About 2,000 rioters rampaged into the Capitol building that day, clashing with police, ransacking congressional offices and delaying the final votes in the Electoral College showing that Biden had won until the early hours of January 7. Trump, to no avail, had demanded that then-Vice President Mike Pence, presiding over the Electoral College vote count, block the outcome to keep them in power.
More than 1,000 rioters have been charged with offences stemming from the unrest. In the same courthouse where Trump is being arraigned Thursday, about 700 of them have been convicted and more than 560 sentenced to terms of up to 18 years in prison.

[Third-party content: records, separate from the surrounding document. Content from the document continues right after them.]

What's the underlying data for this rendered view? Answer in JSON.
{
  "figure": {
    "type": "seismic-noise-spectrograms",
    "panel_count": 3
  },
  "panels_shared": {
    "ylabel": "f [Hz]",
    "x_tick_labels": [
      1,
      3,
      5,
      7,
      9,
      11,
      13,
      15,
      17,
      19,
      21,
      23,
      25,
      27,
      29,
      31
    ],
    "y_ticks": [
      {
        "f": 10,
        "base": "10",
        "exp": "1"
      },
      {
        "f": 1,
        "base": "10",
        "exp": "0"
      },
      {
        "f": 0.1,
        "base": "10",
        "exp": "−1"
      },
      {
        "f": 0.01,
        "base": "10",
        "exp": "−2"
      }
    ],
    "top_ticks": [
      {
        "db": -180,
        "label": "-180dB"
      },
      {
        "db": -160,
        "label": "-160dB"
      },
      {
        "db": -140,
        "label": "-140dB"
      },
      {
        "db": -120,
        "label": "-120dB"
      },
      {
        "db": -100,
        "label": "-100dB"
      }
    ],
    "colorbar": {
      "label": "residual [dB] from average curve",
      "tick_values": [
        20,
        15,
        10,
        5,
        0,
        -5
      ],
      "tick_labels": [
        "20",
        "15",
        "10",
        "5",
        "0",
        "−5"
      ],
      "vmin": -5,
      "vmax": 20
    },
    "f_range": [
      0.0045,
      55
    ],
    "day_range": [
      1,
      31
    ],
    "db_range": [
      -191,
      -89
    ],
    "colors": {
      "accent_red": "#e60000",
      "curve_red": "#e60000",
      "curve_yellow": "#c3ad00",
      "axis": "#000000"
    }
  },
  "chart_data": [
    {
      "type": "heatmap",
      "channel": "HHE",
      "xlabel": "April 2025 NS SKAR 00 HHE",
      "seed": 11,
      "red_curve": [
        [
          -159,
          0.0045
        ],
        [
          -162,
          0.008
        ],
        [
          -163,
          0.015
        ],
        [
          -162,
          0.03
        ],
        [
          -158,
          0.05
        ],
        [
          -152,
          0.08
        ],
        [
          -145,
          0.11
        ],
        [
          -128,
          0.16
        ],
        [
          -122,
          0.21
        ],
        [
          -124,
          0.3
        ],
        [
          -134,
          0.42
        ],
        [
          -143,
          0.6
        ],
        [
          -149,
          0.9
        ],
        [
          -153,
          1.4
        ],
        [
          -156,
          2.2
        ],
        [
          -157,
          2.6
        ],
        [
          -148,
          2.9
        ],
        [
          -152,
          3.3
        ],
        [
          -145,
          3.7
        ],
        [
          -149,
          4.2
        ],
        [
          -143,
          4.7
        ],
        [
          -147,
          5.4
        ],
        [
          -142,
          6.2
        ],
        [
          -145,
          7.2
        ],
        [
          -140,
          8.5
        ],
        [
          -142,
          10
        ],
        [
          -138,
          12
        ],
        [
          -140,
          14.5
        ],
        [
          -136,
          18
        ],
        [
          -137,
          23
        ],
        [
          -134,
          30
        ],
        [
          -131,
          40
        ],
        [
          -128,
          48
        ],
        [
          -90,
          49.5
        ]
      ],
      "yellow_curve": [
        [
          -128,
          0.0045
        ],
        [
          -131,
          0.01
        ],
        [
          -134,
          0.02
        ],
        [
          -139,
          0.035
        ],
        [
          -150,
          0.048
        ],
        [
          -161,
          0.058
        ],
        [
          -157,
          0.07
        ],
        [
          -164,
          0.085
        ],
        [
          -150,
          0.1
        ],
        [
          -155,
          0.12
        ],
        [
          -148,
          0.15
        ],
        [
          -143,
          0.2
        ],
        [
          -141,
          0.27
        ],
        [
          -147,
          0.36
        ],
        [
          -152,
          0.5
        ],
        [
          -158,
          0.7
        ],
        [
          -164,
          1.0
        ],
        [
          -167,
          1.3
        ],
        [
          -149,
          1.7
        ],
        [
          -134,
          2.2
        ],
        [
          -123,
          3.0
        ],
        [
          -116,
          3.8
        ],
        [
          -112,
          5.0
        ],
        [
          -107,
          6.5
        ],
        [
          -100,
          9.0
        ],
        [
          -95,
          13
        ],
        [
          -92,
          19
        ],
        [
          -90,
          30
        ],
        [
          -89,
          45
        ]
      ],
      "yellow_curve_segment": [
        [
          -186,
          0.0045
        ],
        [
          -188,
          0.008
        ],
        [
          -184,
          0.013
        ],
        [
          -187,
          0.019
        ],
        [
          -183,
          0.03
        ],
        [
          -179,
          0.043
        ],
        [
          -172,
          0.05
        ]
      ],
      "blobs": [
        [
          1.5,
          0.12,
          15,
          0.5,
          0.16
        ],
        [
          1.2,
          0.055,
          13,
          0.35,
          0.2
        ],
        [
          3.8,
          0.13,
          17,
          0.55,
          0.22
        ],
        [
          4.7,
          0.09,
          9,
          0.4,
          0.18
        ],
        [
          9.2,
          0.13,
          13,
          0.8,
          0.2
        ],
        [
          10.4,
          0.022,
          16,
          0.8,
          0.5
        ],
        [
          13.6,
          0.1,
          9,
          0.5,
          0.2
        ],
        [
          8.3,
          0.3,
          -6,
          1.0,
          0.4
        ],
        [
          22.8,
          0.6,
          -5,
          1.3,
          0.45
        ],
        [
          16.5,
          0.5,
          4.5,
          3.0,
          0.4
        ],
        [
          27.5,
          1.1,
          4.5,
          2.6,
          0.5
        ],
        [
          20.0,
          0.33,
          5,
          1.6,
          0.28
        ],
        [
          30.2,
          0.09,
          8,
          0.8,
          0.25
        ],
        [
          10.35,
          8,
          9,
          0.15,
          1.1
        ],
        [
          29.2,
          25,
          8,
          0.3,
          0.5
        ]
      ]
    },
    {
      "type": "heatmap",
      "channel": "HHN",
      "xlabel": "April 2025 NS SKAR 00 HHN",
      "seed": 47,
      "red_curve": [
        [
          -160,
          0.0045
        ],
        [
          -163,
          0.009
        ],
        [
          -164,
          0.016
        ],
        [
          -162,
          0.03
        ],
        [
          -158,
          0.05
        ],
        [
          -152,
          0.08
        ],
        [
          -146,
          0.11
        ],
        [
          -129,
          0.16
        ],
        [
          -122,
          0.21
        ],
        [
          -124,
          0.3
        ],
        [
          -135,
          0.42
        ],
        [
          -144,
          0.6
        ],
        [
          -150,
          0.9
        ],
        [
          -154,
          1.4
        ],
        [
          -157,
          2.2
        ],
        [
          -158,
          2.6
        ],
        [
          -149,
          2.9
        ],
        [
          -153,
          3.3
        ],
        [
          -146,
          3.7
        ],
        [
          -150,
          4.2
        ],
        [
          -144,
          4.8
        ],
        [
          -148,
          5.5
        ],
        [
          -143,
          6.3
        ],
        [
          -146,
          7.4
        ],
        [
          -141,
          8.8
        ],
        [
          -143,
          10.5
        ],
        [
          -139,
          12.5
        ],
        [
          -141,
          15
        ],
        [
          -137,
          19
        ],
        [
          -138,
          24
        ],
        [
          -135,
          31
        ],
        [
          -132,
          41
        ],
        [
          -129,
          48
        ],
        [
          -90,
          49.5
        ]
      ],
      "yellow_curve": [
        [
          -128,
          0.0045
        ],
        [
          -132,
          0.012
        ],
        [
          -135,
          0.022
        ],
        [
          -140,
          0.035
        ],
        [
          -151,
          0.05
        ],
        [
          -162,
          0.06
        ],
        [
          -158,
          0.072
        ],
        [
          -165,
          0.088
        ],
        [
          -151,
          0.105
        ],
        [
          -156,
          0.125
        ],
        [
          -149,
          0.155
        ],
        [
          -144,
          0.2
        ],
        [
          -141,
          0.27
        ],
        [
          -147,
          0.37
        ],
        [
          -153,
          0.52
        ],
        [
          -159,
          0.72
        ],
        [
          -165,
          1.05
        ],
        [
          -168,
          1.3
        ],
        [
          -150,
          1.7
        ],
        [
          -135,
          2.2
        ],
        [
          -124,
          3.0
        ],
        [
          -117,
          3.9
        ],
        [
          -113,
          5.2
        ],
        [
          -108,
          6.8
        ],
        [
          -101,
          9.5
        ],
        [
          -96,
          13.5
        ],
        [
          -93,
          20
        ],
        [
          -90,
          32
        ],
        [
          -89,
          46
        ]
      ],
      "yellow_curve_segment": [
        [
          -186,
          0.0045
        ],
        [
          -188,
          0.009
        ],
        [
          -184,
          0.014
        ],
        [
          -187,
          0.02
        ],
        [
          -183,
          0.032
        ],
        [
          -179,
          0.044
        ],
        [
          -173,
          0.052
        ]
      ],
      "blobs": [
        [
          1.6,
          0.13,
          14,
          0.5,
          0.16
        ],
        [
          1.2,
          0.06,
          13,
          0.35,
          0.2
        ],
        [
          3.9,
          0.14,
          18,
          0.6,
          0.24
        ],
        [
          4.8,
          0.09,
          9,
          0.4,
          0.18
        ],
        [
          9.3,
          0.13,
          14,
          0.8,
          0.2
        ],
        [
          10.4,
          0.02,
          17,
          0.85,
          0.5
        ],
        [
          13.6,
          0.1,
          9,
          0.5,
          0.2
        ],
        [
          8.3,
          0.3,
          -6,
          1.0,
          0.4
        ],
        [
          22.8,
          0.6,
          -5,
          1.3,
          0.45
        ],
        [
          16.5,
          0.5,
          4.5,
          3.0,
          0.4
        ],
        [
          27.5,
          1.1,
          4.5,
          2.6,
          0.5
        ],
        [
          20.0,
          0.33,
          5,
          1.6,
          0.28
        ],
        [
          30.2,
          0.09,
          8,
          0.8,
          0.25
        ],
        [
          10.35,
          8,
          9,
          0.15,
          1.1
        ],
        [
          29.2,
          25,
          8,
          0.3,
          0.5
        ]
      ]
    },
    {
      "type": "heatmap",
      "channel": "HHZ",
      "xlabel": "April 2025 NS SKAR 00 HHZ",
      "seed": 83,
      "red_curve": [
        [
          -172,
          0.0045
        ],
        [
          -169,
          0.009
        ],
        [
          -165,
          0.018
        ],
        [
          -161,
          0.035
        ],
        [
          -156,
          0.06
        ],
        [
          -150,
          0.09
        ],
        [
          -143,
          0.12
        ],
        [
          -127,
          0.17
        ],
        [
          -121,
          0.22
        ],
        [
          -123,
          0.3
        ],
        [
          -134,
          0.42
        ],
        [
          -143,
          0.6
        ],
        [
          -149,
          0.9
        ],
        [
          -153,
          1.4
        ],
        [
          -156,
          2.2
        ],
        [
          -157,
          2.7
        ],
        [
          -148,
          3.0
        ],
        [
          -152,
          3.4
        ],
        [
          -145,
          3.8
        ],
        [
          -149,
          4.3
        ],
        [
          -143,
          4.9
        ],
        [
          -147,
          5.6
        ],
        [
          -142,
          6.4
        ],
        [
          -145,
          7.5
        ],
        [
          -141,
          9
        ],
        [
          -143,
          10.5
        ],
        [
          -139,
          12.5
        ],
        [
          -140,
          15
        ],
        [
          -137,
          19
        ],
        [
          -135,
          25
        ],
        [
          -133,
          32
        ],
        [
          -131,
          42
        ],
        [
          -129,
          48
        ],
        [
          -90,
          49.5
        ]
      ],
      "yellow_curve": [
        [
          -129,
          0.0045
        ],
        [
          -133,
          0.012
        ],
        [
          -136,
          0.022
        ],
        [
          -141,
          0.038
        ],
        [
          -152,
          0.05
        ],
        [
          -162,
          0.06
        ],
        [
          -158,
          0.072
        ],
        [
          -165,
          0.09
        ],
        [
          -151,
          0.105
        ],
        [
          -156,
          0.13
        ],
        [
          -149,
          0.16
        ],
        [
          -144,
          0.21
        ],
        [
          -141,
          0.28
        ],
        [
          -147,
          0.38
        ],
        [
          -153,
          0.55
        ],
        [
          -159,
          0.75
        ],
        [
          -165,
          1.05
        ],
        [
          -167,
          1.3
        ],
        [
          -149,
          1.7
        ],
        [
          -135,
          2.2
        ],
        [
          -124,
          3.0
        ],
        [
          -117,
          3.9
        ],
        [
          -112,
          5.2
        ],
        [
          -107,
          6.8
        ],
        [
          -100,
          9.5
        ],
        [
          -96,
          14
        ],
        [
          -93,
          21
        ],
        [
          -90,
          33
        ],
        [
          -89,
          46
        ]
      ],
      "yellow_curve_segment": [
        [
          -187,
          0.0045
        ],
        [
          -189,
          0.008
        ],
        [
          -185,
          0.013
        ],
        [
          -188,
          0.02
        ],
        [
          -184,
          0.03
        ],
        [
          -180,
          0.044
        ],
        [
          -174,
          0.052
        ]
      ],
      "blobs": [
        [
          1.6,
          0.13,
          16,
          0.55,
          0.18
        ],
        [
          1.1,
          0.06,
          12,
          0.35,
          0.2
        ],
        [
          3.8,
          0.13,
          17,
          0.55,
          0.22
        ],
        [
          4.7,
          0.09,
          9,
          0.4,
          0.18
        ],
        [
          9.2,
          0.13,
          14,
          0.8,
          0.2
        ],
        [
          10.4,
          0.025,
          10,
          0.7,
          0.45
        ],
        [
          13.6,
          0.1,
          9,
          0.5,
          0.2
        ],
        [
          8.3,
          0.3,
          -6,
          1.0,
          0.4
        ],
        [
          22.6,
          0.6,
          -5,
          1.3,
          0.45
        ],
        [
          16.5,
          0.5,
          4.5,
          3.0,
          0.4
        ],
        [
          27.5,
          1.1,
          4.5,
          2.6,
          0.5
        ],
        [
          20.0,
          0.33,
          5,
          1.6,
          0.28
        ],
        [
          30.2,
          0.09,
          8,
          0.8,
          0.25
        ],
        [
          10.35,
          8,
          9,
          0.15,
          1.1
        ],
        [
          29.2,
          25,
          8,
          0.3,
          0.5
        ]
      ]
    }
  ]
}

Despite the growing number of criminal charges Trump is facing, he is far and away the leading Republican contender for the party's 2024 presidential nomination and could again face Biden, the Democrat who defeated him in 2020 and replaced Trump as president in early 2021.
Trump is also facing a state trial in New York in March 2024 on charges that he altered business records at his real-estate conglomerate to hide a USD 130,000 hush money payment to a porn film performer ahead of his successful 2016 run for the presidency to silence her claim that she had a one-night tryst with Trump a decade earlier. Trump has denied the affair occurred, VOA reported.
In another case, Smith indicted Trump on charges that he illegally retained 32 highly classified national security documents at his oceanside Mar-a-Lago estate in Florida after he left office in early 2021 and then conspired with a personal aide to keep from having to hand them over to federal investigators who had subpoenaed them. That trial is set for next May.